AWS Athena
Pretty awesome tool for query files on S3.
Firstly, need to specify a data source linking to the files. The purpose is to provide the schema/metadata of the files so the query engine can query the files.
It will create one table per file, and the tables are kept in a catalog database, which is contained in a catalog. By default the catalog is the AwsDataCatalog. You can create catalog database and tables manually or by crawler.
2 ways to create tables.:
First one is using a crawler in AWS Glue, simply click on 'Coonect data source' and it will guide you to select your S3 location and the Glue Data catalog. Then running the crawler will scan through the S3 folder and create a table schema per file. The table schema is the table saved in your specified catalog database.

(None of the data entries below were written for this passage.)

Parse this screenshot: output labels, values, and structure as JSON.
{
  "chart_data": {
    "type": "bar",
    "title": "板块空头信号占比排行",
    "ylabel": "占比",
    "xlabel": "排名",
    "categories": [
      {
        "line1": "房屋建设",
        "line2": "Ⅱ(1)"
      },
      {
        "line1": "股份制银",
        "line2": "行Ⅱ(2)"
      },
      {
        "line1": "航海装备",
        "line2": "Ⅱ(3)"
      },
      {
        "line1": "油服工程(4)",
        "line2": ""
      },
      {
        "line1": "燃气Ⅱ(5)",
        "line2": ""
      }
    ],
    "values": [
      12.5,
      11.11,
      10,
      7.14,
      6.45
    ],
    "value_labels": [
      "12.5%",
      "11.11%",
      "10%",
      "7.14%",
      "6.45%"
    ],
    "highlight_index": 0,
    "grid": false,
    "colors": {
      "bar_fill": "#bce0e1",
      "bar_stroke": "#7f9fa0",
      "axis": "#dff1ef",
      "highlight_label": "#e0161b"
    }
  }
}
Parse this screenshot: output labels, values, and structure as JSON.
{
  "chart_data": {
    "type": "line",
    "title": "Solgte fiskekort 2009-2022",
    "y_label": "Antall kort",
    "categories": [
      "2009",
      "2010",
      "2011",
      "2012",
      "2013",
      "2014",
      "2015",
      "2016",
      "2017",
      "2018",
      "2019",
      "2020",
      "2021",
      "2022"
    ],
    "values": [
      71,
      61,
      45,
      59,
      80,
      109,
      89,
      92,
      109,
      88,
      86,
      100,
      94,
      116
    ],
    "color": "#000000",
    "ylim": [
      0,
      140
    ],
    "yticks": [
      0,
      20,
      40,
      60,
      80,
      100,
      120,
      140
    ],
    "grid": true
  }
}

Second one is 'create table' and select 'from S3 bucket data'. This way allows you to create database and table and specify columns manually for each file in S3 folder. Note, from 'create table' you can also select 'from AWS Glue Crawler' to use crawler.
When the tables are created, they point to your S3 files and you are ready to query them.
Simply create query on the text editor using normal SQL syntax:
select * from table_a join table_b on ....
Pretty easy to use.
You may also save queries, and create views from queries. Just like using a database. It is amazing how straight forward it is. The only possible confusing part is the concepts used by data source. The database is actually catalog database / metadata database. Within a database, you specify or 'crawl' the metadata for each file, and it is called table. The catalog is just a catalog of metadata databases.